La reconstruction sera pour plus tard. Donc pressée par le temps je choisis de
me rendre dans cet endroit que seuls les touristes et les sans abris
fréquentent plutôt que le café. J’appuie sur le bouton open. Magique, ça ouvre
sans sésame. Doucement, sans bruit, la porte glisse en arc de cercle sur bien 2
m de quoi laisser place à un char d’assaut , on peut entrer à 5 de front avec
armes et bagages. Les fauteuils roulants sont les bienvenus. J’avise le lieu .
Surprise.! Propre avec une vague odeur de détergent costaud et d’autre chose
qui vousc onfirme que vous êtes bien dans des toilettes. Le jour où ça sentira
Shalimar, ça se saura. J’appuie sur le bouton fermage de porte, une voix
s’élève " la porte est verrouillée". Les toilettes causent. En même
temps, je préfêre qu’elles me confirment que la porte ne va pas s’ouvrir d’un
coup alors que je serai dans une position scabreuse.

Je repère le siège, correct, il y a même du papier dans les distributeurs , je
suis sciée.

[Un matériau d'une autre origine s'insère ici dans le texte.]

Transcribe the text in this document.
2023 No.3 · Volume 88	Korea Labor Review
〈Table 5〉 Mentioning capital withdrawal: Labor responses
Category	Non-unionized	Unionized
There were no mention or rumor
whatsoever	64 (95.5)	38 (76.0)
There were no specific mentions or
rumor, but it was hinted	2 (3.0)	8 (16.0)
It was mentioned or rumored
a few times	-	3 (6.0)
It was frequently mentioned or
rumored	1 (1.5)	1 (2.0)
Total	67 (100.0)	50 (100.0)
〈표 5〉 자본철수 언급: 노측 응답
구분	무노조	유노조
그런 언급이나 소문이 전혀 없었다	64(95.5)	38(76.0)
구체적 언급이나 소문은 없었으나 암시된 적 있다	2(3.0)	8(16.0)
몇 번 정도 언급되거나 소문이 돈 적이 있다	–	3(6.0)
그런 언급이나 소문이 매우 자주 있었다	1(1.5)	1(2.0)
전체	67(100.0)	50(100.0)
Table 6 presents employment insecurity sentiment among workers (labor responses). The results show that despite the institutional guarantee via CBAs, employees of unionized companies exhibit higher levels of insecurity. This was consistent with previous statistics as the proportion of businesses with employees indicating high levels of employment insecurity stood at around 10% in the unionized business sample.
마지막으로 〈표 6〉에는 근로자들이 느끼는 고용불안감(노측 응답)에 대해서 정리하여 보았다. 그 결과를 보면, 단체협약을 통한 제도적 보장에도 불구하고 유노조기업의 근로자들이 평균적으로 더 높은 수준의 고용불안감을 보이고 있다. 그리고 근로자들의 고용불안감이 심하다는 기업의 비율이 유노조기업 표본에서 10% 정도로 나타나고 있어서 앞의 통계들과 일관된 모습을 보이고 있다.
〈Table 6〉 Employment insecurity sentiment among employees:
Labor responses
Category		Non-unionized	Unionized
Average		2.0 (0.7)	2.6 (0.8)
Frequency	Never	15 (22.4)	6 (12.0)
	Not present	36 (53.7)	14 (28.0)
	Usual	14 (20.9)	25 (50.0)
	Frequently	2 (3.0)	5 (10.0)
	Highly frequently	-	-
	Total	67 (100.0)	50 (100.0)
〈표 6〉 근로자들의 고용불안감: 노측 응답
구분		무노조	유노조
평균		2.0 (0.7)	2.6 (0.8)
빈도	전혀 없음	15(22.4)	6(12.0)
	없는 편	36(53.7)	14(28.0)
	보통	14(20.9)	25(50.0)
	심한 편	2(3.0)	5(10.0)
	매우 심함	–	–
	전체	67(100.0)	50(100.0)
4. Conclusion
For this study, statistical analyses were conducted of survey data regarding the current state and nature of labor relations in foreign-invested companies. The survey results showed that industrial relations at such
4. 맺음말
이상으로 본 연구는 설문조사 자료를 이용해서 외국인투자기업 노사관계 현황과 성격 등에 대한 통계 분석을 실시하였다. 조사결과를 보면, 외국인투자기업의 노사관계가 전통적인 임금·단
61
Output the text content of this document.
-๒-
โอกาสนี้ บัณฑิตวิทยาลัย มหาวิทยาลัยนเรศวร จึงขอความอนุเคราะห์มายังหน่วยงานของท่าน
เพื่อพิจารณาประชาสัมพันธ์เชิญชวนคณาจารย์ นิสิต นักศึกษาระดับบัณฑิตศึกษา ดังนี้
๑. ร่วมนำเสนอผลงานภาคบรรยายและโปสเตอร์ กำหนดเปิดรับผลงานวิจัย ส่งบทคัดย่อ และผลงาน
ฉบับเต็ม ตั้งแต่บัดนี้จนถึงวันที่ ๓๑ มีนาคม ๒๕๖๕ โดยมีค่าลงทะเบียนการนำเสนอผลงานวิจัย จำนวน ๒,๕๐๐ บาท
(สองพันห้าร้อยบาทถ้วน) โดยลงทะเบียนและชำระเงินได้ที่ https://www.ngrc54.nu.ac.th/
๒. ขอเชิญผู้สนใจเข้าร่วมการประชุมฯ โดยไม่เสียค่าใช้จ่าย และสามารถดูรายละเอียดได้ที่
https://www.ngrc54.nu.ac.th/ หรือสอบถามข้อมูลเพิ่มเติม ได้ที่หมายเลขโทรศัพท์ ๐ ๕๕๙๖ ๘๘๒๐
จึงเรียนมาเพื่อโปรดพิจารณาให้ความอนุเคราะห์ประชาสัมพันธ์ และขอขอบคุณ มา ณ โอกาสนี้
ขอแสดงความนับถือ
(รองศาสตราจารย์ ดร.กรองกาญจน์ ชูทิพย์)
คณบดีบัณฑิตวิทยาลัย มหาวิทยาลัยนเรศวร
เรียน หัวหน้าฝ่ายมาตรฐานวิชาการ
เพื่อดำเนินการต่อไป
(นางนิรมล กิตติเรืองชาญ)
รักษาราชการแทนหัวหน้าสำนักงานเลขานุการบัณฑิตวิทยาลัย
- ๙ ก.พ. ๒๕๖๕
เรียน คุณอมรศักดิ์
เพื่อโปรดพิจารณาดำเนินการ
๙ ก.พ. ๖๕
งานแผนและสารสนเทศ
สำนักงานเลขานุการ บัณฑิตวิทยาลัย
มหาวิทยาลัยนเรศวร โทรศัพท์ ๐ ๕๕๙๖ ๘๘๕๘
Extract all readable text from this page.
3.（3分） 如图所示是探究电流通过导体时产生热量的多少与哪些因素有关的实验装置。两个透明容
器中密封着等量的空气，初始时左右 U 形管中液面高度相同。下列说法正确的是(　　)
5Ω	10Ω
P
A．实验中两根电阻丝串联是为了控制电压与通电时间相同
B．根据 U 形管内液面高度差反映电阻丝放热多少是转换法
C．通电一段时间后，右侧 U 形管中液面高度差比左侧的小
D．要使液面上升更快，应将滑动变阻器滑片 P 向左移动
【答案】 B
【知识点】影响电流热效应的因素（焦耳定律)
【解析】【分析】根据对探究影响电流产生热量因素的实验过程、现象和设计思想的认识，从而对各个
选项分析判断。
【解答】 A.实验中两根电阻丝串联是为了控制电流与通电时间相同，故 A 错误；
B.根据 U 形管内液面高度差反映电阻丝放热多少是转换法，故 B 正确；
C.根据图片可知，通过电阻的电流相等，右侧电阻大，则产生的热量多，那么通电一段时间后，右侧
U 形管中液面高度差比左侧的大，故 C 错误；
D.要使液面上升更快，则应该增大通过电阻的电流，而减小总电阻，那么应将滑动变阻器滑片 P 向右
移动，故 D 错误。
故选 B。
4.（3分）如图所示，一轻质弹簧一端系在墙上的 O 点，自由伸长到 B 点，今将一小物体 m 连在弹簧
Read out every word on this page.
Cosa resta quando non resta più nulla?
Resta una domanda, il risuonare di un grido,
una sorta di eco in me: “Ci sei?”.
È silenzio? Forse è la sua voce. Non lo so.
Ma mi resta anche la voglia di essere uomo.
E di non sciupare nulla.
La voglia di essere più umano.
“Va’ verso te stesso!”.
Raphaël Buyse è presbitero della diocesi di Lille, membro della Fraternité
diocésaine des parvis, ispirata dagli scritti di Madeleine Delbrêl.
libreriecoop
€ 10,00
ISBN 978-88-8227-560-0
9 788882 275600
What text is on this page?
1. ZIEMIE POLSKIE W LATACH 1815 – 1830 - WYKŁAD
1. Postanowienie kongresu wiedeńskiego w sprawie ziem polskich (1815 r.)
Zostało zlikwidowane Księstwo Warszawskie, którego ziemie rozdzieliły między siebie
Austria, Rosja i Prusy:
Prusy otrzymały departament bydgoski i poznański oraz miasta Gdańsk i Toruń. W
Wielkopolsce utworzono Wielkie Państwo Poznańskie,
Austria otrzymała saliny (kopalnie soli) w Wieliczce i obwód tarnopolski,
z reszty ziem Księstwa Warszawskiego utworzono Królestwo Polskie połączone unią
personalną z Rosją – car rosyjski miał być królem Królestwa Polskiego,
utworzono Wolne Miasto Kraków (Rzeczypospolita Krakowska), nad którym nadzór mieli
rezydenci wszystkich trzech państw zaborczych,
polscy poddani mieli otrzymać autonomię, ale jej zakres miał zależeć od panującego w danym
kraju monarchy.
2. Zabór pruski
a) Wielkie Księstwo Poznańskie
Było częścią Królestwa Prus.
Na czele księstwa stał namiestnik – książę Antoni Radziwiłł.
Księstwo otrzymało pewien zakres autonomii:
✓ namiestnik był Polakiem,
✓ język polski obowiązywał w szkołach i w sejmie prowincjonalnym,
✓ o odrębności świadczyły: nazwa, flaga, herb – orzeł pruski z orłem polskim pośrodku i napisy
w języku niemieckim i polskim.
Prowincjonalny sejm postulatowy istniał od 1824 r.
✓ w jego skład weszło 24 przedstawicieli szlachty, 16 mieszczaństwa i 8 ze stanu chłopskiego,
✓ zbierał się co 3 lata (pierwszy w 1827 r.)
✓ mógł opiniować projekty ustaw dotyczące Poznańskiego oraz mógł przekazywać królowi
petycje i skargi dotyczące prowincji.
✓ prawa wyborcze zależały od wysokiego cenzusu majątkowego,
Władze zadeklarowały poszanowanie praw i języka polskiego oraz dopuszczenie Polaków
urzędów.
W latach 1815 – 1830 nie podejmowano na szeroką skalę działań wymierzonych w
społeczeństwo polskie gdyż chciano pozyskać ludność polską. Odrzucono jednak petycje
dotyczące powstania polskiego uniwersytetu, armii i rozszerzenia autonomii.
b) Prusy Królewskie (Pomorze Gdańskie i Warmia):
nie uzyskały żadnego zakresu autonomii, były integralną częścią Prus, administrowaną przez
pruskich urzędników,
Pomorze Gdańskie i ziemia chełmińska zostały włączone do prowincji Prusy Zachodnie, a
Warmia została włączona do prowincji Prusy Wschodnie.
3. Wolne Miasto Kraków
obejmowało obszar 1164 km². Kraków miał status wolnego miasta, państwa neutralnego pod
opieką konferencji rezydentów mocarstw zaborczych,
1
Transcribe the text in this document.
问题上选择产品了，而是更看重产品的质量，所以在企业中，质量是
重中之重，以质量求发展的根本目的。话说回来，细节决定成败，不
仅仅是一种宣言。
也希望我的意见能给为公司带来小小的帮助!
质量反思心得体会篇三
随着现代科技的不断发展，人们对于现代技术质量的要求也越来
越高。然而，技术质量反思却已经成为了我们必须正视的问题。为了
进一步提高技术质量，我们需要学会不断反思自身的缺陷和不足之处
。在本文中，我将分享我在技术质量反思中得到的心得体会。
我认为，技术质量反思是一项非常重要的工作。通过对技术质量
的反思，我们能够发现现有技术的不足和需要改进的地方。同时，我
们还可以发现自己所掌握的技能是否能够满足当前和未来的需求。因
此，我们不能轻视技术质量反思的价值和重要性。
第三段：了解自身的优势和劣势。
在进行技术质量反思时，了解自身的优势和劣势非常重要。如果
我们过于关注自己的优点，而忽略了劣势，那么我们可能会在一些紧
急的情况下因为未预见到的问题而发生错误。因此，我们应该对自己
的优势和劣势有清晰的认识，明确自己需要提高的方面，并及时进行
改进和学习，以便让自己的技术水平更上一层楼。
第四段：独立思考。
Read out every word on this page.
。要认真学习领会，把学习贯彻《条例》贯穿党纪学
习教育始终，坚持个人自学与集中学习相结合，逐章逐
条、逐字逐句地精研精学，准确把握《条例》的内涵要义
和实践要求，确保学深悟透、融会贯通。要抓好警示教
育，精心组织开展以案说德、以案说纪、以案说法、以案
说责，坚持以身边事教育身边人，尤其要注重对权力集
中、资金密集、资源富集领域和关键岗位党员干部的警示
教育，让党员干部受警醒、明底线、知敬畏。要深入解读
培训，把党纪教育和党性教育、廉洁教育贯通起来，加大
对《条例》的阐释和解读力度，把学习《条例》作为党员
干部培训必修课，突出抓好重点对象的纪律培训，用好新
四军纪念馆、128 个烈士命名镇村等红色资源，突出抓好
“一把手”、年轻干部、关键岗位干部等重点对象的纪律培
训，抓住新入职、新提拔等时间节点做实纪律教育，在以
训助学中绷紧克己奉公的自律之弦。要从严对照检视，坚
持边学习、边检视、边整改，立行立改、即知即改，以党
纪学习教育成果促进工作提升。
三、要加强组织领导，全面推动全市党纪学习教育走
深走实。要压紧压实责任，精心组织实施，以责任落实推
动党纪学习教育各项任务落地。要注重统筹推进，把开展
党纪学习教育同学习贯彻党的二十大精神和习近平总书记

Tout le confort, il manque les journaux et les mots croisés mais on ne
va pas critiquer pour si peu. L’affaire faite, j’appuie sur le bouton chasse
d’eau, et je me dirige vers le lavabo . Et là les toilettes me parlent. A moi.

Une voix de dame aimable. Je commence à jeter un œil alentour, comme s’il
pouvait y avoir quelqu’un d’autre que moi. Ils n’auraient quand même pas mis
une caméra…"vous avez choisi, le jet économique, merci, c’est donc
celui-ci qui sera actionné dès que vous serez sortie. "
Ah ben super. Je suis bien contente de le savoir.
"si vous désirez changer d’avis,
Ah je peux?
"vous le pouvez encore en choisissant l’autre flux"
Je réfléchis, je m’interroge, je me pose la question, flux eco ou luxe, je
jette un œil ; que faire ? je demande l’avis du public, j’appelle un
ami ? Allez je me jette à l’eau. Je garde mon premier choix! Je me lave les mains, ah pas de serviette, pas d’étoile du coup décernée, mais ce sera pour une prochaine fois.

Près de la porte, l’instant de vérité.
S’ouvrira, s’ouvrira pas? j’appuie sur le sigle, ouverture,  sésame, glissement majestueux et me voilà dehors saine et sauve! Soulagée à tout point de vue! Vive Decaux!